I can understand putting your bridal registry information on a wedding shower party invitation. But, what about on a wedding buffet party invitation? That sounds coarse to me. I don’t want to overlook an opportunity to get that information out for the couple. Should we put a loose insert with this information as a courtesy to the couple? Or leave it out entirely? Please advise.
Leave it out. A guest for a wedding buffet party should not receive anything that resembles a solicitation for gifts to this event, as gifts are not given at buffet parties, and the enclosure you mention would be interpreted that way.
The bride and her mother have supplied a guest list for a wedding party. It will be a large dinner gathering. If the hosts would like to add a couple personal friends to the invitation list, is this acceptable? Do they need to know the bride and groom to be included in the party? What are the guidelines here?
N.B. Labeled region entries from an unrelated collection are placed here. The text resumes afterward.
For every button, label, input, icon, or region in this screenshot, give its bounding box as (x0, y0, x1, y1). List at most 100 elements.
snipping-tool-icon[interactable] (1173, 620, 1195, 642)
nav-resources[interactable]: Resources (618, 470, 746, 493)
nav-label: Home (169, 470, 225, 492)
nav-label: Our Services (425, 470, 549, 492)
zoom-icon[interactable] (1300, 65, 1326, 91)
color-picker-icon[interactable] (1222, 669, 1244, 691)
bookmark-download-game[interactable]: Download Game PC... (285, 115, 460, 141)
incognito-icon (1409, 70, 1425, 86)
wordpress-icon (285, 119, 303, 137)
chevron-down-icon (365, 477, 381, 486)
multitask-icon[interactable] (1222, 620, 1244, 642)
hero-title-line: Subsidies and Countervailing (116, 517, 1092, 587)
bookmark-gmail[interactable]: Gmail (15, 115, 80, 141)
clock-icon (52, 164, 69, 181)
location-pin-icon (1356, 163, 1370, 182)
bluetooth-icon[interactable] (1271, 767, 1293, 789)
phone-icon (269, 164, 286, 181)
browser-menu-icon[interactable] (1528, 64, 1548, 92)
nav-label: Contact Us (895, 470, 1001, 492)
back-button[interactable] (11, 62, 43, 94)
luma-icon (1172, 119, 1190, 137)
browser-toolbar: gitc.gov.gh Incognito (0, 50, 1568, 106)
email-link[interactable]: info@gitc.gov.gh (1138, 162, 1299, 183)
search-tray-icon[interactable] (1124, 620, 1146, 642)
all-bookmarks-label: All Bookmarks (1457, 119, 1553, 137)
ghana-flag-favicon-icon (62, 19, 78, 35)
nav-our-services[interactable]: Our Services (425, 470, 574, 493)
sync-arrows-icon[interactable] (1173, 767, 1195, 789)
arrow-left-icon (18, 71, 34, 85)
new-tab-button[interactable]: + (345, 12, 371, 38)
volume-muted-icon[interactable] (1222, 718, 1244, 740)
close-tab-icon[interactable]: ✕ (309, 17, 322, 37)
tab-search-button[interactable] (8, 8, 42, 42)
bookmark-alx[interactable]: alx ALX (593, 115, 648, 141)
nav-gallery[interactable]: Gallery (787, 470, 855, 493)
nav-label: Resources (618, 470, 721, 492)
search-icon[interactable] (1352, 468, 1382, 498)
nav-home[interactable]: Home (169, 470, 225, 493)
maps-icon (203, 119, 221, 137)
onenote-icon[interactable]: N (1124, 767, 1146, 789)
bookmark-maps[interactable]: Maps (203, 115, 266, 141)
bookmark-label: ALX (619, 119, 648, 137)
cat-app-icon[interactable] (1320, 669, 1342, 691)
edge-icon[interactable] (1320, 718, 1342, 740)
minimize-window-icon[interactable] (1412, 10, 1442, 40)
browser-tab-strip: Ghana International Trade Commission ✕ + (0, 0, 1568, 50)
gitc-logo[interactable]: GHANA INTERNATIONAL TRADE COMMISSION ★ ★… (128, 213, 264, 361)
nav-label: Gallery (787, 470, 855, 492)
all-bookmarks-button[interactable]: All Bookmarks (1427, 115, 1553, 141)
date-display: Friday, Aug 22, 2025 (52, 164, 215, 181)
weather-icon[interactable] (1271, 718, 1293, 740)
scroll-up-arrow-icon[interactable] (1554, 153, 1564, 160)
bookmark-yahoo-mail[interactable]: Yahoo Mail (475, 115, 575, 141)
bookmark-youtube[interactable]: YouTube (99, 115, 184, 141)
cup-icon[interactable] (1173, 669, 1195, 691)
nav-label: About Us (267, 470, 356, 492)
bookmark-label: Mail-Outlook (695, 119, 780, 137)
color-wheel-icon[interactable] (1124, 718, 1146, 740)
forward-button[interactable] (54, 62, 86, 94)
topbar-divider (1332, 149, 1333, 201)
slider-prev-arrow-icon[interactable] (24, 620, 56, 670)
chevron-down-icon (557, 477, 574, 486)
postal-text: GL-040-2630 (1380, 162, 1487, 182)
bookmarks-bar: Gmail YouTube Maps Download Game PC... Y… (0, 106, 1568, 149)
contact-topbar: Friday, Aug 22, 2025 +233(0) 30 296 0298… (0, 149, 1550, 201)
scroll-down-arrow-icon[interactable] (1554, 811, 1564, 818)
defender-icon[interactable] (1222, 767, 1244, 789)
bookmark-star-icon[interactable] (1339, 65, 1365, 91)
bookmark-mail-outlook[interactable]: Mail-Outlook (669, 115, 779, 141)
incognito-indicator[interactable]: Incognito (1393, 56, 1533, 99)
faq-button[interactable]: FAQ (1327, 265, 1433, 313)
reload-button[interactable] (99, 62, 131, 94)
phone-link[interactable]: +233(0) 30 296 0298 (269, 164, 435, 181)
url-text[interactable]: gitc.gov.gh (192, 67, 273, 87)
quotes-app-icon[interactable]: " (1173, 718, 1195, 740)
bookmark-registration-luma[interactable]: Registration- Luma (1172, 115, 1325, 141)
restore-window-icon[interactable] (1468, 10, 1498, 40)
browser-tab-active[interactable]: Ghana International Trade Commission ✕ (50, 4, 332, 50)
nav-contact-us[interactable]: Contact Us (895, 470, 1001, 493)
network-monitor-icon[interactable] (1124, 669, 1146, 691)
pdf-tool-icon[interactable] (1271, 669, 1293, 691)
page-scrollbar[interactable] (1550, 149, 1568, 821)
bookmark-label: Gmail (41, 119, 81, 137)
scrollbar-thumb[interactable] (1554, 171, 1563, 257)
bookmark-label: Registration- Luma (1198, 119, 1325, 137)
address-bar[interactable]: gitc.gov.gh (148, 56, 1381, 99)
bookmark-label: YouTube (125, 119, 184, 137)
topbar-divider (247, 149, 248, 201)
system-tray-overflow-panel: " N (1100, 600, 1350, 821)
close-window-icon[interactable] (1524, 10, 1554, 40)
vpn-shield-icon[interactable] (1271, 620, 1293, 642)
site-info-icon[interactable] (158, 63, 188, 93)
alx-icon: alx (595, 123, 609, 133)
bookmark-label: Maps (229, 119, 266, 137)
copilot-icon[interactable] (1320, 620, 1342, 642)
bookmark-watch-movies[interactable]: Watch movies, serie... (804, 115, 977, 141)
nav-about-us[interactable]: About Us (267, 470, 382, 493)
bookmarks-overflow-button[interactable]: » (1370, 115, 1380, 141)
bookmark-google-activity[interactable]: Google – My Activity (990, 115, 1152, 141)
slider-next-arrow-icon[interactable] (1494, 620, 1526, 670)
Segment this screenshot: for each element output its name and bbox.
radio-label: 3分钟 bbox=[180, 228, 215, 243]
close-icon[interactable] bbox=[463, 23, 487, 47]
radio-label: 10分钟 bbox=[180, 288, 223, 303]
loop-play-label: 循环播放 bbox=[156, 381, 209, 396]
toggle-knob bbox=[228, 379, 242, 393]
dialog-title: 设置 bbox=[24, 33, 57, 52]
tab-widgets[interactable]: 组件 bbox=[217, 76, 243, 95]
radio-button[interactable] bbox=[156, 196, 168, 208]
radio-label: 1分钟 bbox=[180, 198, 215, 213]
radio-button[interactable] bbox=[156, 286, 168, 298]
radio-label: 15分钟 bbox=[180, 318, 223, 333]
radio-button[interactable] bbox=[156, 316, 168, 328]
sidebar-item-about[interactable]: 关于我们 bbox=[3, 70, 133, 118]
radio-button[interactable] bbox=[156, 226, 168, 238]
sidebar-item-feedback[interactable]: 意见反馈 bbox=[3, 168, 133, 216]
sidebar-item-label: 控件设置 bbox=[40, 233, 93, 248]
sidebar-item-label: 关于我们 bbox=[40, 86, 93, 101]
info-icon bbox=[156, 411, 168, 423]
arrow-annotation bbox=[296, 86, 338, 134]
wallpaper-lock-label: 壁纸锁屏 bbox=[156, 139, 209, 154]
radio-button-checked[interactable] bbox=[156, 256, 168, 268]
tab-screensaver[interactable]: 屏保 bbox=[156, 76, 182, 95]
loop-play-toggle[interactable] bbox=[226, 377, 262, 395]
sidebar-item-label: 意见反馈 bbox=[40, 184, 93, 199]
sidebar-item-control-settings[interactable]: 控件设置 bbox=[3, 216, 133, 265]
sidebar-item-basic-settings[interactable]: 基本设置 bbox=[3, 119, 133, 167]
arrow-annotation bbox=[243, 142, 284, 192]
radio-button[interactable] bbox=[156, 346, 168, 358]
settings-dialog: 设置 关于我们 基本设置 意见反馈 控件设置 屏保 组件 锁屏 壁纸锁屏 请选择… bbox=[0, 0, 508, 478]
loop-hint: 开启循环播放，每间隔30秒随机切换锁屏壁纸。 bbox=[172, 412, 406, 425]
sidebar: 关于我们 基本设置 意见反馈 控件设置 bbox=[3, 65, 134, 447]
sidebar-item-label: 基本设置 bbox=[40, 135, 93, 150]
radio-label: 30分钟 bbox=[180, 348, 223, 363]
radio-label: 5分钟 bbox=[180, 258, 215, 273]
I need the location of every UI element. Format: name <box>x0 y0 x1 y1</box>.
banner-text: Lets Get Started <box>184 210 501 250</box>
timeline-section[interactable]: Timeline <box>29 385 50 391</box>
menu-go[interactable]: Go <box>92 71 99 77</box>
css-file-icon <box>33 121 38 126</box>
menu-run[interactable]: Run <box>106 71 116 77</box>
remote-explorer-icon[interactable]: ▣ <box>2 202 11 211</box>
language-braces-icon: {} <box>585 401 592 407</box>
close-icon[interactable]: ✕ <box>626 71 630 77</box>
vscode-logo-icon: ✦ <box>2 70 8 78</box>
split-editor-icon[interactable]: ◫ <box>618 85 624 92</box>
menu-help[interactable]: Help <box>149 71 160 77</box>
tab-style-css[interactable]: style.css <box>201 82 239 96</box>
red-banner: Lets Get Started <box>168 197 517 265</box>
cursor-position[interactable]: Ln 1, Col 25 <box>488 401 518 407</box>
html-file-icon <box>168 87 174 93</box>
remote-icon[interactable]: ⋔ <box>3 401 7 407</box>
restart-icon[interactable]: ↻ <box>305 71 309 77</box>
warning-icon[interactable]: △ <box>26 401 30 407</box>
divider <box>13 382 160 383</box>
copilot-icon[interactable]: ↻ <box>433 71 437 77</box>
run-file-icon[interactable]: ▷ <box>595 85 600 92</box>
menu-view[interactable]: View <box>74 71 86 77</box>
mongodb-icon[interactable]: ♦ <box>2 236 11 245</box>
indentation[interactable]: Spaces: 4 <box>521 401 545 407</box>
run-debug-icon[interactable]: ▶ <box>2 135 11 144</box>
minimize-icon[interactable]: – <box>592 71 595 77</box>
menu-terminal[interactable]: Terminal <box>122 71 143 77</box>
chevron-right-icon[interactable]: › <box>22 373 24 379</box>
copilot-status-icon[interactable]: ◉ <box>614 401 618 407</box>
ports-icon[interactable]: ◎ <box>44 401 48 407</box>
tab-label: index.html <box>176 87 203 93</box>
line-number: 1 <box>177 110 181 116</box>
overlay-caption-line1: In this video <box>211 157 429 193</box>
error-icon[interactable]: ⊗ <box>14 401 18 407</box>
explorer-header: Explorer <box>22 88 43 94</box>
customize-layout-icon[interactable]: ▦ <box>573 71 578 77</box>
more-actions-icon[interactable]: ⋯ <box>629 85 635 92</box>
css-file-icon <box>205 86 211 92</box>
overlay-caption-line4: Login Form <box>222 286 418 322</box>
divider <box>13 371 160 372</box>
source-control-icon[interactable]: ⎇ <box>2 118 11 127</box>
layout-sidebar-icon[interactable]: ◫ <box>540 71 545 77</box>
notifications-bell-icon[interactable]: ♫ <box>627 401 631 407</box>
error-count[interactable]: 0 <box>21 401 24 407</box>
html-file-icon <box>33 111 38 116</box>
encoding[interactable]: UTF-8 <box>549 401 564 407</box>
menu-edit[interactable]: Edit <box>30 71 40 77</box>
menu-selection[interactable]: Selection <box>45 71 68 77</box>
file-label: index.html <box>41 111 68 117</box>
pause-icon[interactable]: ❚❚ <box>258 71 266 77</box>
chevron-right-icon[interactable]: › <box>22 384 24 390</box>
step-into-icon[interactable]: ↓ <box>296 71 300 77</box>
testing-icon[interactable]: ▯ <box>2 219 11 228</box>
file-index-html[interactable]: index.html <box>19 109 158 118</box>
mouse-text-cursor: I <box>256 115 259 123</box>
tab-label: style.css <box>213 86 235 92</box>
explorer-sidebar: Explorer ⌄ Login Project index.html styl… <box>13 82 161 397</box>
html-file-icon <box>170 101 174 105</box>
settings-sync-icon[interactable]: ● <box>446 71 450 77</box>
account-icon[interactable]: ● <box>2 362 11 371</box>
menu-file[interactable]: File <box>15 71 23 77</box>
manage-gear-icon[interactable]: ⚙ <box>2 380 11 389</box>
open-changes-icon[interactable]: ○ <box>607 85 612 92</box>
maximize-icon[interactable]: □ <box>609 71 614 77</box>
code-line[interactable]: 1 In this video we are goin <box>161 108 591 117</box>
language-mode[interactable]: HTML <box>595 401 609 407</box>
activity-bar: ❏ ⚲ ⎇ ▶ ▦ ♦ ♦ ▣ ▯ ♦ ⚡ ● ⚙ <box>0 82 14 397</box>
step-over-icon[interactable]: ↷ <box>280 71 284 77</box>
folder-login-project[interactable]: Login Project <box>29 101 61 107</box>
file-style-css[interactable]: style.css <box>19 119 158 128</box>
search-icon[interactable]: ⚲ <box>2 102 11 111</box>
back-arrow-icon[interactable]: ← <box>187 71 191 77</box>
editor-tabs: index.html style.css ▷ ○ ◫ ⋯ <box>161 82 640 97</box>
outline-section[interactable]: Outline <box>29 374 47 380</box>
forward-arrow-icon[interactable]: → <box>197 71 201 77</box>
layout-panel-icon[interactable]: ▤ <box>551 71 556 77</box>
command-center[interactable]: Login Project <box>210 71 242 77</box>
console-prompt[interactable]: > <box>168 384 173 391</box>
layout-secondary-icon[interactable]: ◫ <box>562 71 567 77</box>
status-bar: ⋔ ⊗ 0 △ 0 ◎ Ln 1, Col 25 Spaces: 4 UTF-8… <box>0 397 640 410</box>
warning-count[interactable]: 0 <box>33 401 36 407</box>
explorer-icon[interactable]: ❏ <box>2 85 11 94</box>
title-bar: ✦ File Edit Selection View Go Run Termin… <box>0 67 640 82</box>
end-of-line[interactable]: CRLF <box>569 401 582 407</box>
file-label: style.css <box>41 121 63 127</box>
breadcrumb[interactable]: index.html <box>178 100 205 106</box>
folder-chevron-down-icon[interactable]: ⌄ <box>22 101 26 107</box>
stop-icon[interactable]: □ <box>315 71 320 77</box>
If the purpose of this gathering is to fete the wedding couple, then it stands to reason those in attendance should know them. However, if your friends would add to the enthusiasm of the evening, I see nothing wrong with including them, if you mention to the bride you’d like to invite them. Some brides will be gracious and enthusiastic about meeting new people, while others will not. Or, if your friends will be there to help you host, then the bride should be all for it. You’ll just want to be sure that your friends are not going to feel like, or be viewed as, interlopers.